To conclude, the present findings contribute to a more nuanced understanding of how material constants, such as anisotropy and magnetostriction constants, affect magnetic hysteresis. Specifically, magnetoelastic interactions have been regarded to play a negligible role in lowering the coercivity. Given the current findings, we quantitatively demonstrate that the interplay between anisotropy energy, magnetoelastic energy, and localized disturbance (spike domain) is necessary to lower magnetic hysteresis.
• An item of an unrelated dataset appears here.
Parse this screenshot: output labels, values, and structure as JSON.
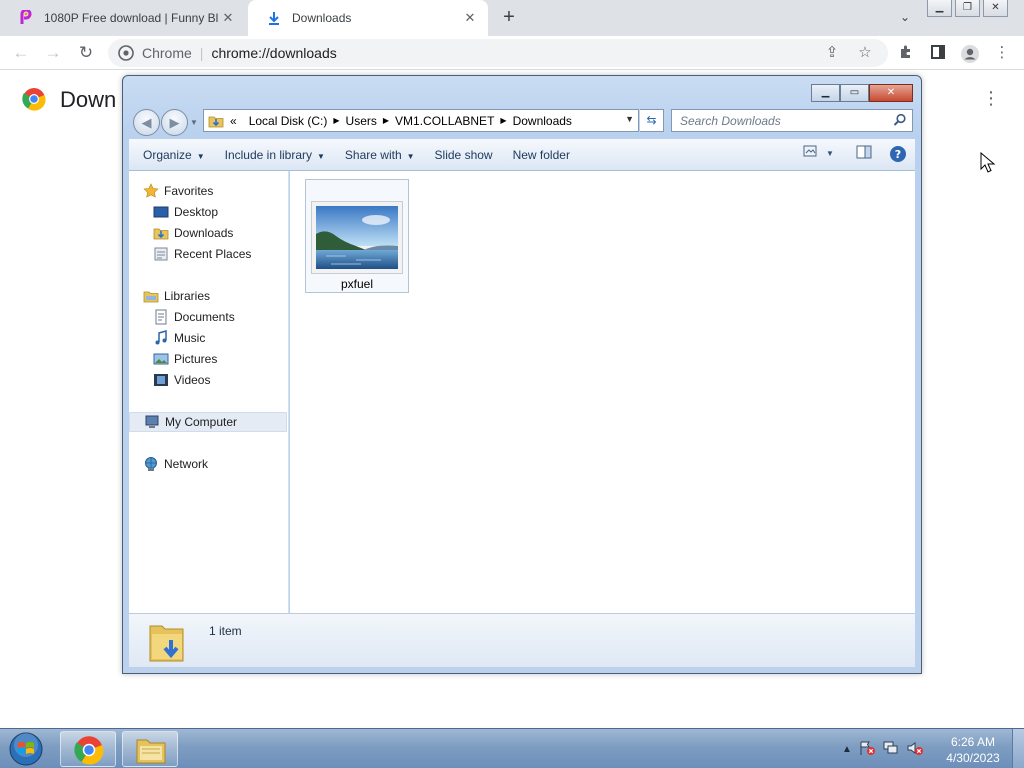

Our theoretical model serves as a design tool to discover novel combinations of material constants, which lower the coercivity in magnetic alloys.

Table 1 shows the magnetic material constants, namely the anisotropy constant $\kappa_{1}$, the magnetostriction constants $\lambda_{100},\lambda_{111}$, and the saturation magnetization $\mathrm{m_{s}}$, of FeNi alloys used in this calculation. The elastic moduli are $c_{11}=240\mathrm{GPa}$, $c_{12}=89\mathrm{GPa}$, and $c_{44}=76\mathrm{GPa}$.